In the leading case of Radmacher v Granatino  UKSC 42 the Supreme Court considered whether pre-nuptial agreements are binding and what weight, if any, should be given when exercising their discretion. It was held that the Court may give effect to a pre-nuptial agreement if:-
“It was freely entered into by both parties, with full appreciation of its implications unless in the circumstances it would not be fair to hold the parties to the agreement.”
In layman’s terms, the parties must enter into the agreement of their own free will, without any undue influence. In order for parties to fully appreciate the implications of the pre-nuptial agreement, both parties must obtain independent legal advice and undertake financial disclosure. The Court will deem the agreement to be unfair if for example it leaves one party in a “predicament of real need” or it would prejudice a child of the family. If a pre-nuptial includes a clause which would oust the jurisdiction of the Court, it will be considered as not binding.
The amount of weight the Court will give a pre-nuptial is dependent on whether it is fair to do so and on the facts of each case. The Court will consider a 3 stage fairness test:
The Court will consider the housing and financial needs of both parties as well as their age and earning capacity.

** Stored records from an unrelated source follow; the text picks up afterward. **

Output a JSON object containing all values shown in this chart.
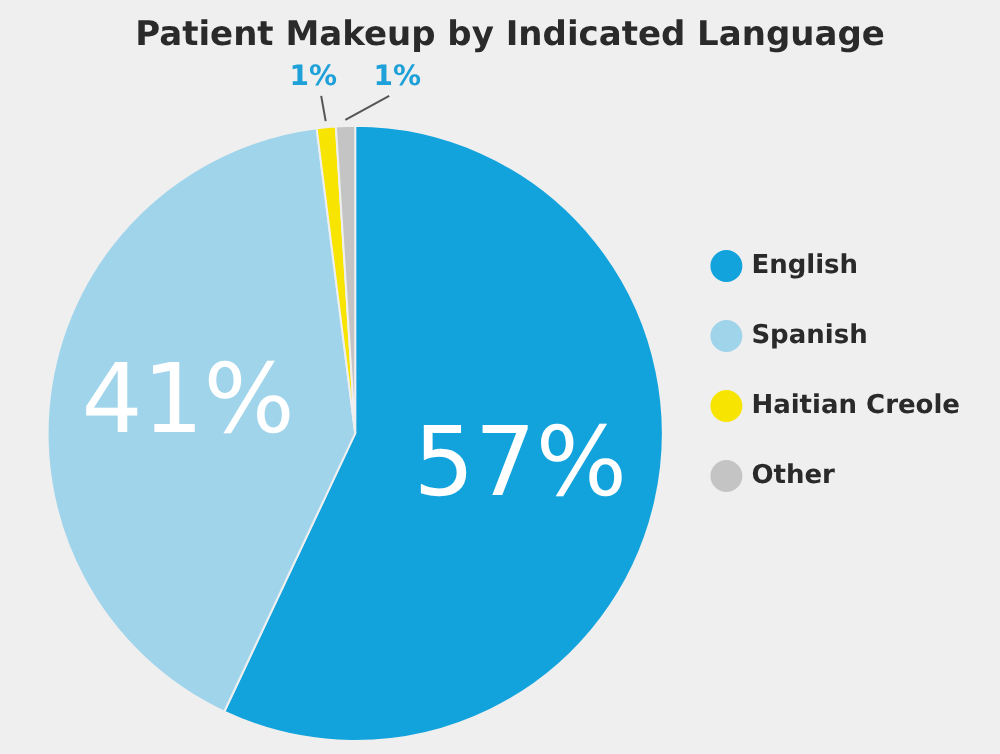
{
  "chart_data": {
    "type": "pie",
    "title": "Patient Makeup by Indicated Language",
    "categories": [
      "English",
      "Spanish",
      "Haitian Creole",
      "Other"
    ],
    "values": [
      57,
      41,
      1,
      1
    ],
    "colors": [
      "#12a3dc",
      "#9fd4eb",
      "#f7e400",
      "#c4c4c4"
    ],
    "value_labels": [
      "57%",
      "41%",
      "1%",
      "1%"
    ],
    "legend": "right"
  }
}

If one party’s financial situation is much stronger, the Court may need to compensate the weaker party.
Marriage represents the principle of equality and therefore, each party is presumed to have an equal share unless there is a good reason to the contrary.
Although the Supreme Court stated that pre-nuptial agreements are capable of being legally enforceable, in practice, they will not be enforced as an attempt to do so may be thwarted by an application for financial remedy.
In most cases, the parties’ circumstances have usually changed so dramatically since entering into the agreement, the Court do not deem them as binding as it would be unfair to enforce such agreement. For example, the parties may not have envisaged or included a provision with regards to having children and the pre-nuptial agreement is consequently outdated.